Quotulatiousness

January 3, 2014

Virginia Postrel on “first world problems”

Filed under: Business, Economics, Technology — Tags: , , , — Nicholas @ 15:53

I’ve heard the term many, many times (and used it more than a few times as well), but as Virginia Postrel points out, it didn’t just happen by chance that there are “first world problems” we can mock-sympathize over:

Third world conditions are defined not merely by economic misery but by unreliable services. “At the age of fourteen I had experienced a miracle,” writes Suketu Mehta in Maximum City, his critically acclaimed 2009 book on Mumbai. “I turned on a tap, and clean water came gushing out. This was in the kitchen of my father’s studio apartment in Jackson Heights [New York]. It had never happened to me before. In Bombay, the tap, when it worked, was always the first step of a process” taking at least 24 hours to produce drinkable water. Mehta’s family lived an affluent life but with third world problems.

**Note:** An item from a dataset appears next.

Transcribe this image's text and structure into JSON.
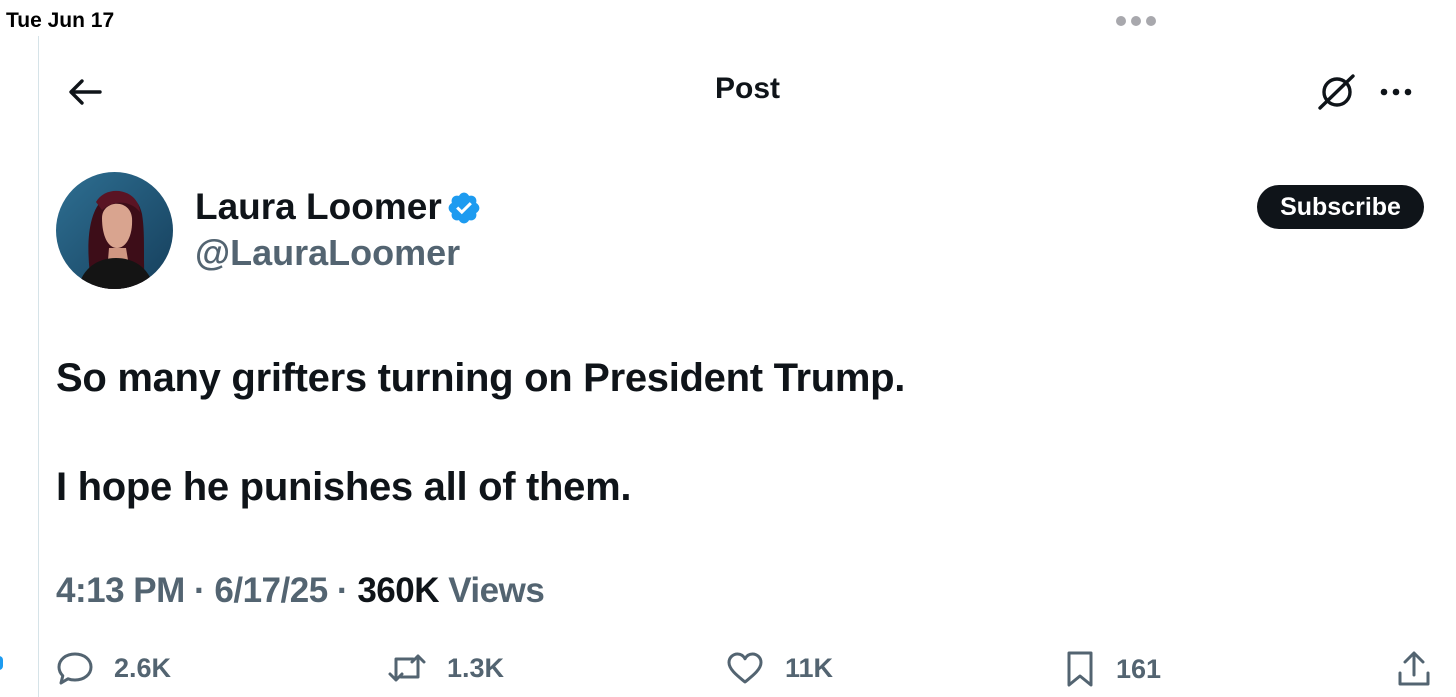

By contrast, in a developed country, barring a major natural disaster, you can count on uninterrupted electricity, hot and cold running water, sewage disposal, garbage pickup, heat (and in hot climates, air conditioning), telephone service, Internet access and television. The roads and bridges will be in decent repair; the elevators will work; the ATMs will have cash; and you’ll be able to find a decent public toilet when you need one.

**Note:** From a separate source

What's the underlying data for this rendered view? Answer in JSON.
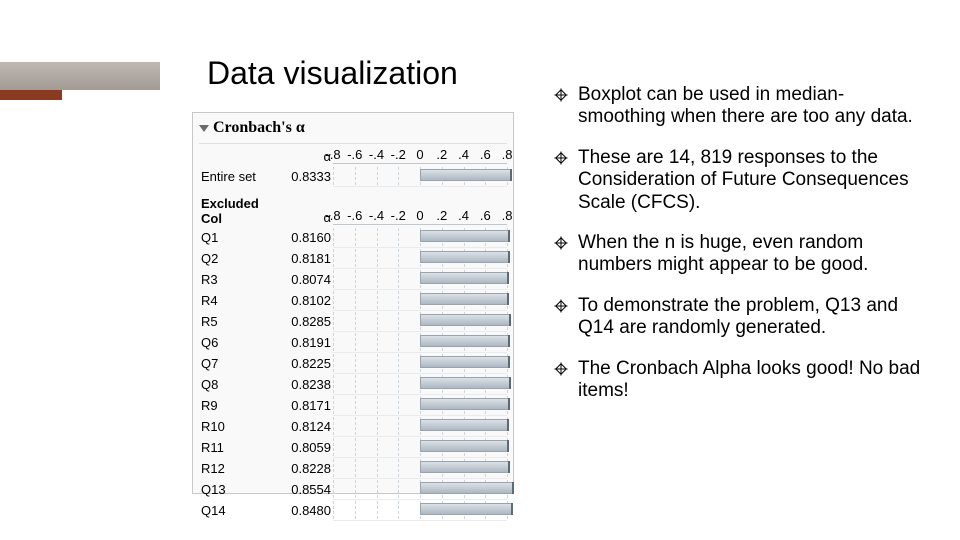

These things aren’t necessarily free, but they’re cheap enough for pretty much everyone to enjoy them. Most significantly, they’re ubiquitous and reliable. Even when natural disasters strike, we can expect heroic efforts to get things back to normal. Under normal circumstances, we can depend on these services to be there consistently and to work as promised. We can make plans accordingly. That’s a first world privilege.

[…]

It took years of sustained efforts by online retailers and delivery services to make overnight orders realistic. It also took dissatisfaction: insanely demanding companies working to please insanely demanding customers — or, in some cases, to offer customers services they hadn’t even thought to ask for — as each improvement revealed new sources of discontent.

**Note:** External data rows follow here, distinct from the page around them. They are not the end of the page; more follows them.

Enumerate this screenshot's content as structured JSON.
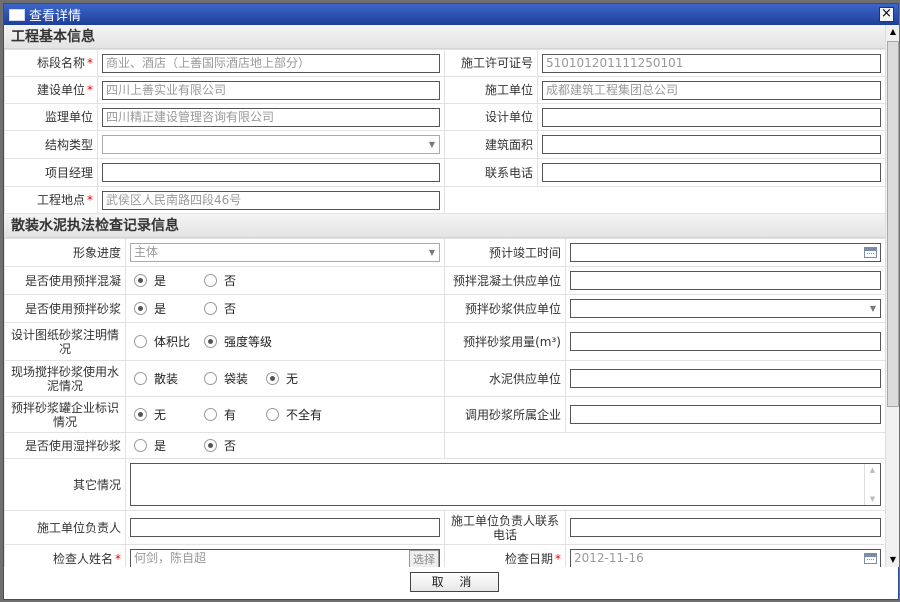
{
  "window": {
    "title": "查看详情",
    "close_label": "×"
  },
  "section1": {
    "title": "工程基本信息",
    "rows": [
      {
        "left": {
          "label": "标段名称",
          "req": "*",
          "value": "商业、酒店（上善国际酒店地上部分）"
        },
        "right": {
          "label": "施工许可证号",
          "value": "510101201111250101"
        }
      },
      {
        "left": {
          "label": "建设单位",
          "req": "*",
          "value": "四川上善实业有限公司"
        },
        "right": {
          "label": "施工单位",
          "value": "成都建筑工程集团总公司"
        }
      },
      {
        "left": {
          "label": "监理单位",
          "value": "四川精正建设管理咨询有限公司"
        },
        "right": {
          "label": "设计单位",
          "value": ""
        }
      },
      {
        "left": {
          "label": "结构类型",
          "value": ""
        },
        "right": {
          "label": "建筑面积",
          "value": ""
        }
      },
      {
        "left": {
          "label": "项目经理",
          "value": ""
        },
        "right": {
          "label": "联系电话",
          "value": ""
        }
      },
      {
        "left": {
          "label": "工程地点",
          "req": "*",
          "value": "武侯区人民南路四段46号"
        }
      }
    ]
  },
  "section2": {
    "title": "散装水泥执法检查记录信息",
    "progress": {
      "label": "形象进度",
      "value": "主体"
    },
    "completion": {
      "label": "预计竣工时间",
      "value": ""
    },
    "premix_concrete": {
      "label": "是否使用预拌混凝",
      "options": [
        "是",
        "否"
      ],
      "selected": "是"
    },
    "concrete_supplier": {
      "label": "预拌混凝土供应单位",
      "value": ""
    },
    "premix_mortar": {
      "label": "是否使用预拌砂浆",
      "options": [
        "是",
        "否"
      ],
      "selected": "是"
    },
    "mortar_supplier": {
      "label": "预拌砂浆供应单位",
      "value": ""
    },
    "design_note": {
      "label": "设计图纸砂浆注明情况",
      "options": [
        "体积比",
        "强度等级"
      ],
      "selected": "强度等级"
    },
    "mortar_usage": {
      "label": "预拌砂浆用量(m³)",
      "value": ""
    },
    "site_mix": {
      "label": "现场搅拌砂浆使用水泥情况",
      "options": [
        "散装",
        "袋装",
        "无"
      ],
      "selected": "无"
    },
    "cement_supplier": {
      "label": "水泥供应单位",
      "value": ""
    },
    "tank_logo": {
      "label": "预拌砂浆罐企业标识情况",
      "options": [
        "无",
        "有",
        "不全有"
      ],
      "selected": "无"
    },
    "mortar_company": {
      "label": "调用砂浆所属企业",
      "value": ""
    },
    "wet_mortar": {
      "label": "是否使用湿拌砂浆",
      "options": [
        "是",
        "否"
      ],
      "selected": "否"
    },
    "other": {
      "label": "其它情况",
      "value": ""
    },
    "contractor_lead": {
      "label": "施工单位负责人",
      "value": ""
    },
    "contractor_phone": {
      "label": "施工单位负责人联系电话",
      "value": ""
    },
    "inspector": {
      "label": "检查人姓名",
      "req": "*",
      "value": "何剑，陈自超",
      "select_label": "选择"
    },
    "inspect_date": {
      "label": "检查日期",
      "req": "*",
      "value": "2012-11-16"
    }
  },
  "footer": {
    "cancel_label": "取 消"
  }
}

“Form follows failure,” is what Henry Petroski, the civil engineering professor and prolific popular writer, calls the process. Every step forward begins with a complaint about what already exists. “This principle governs all invention, innovation, and ingenuity; it is what drives all inventors, innovators, and engineers,” he writes. “And there follows a corollary: Since nothing is perfect, and, indeed, since even our ideas of perfection are not static, everything is subject to change over time.”

Rising expectations aren’t a sign of immature “entitlement.” They’re a sign of progress — and the wellspring of future advances. The same ridiculous discontent that says Starbucks ought to offer vegan pumpkin lattes created Starbucks in the first place. Two centuries of refusing to be satisfied produced the long series of innovations that turned hunger from a near-universal human condition into a “third world problem.”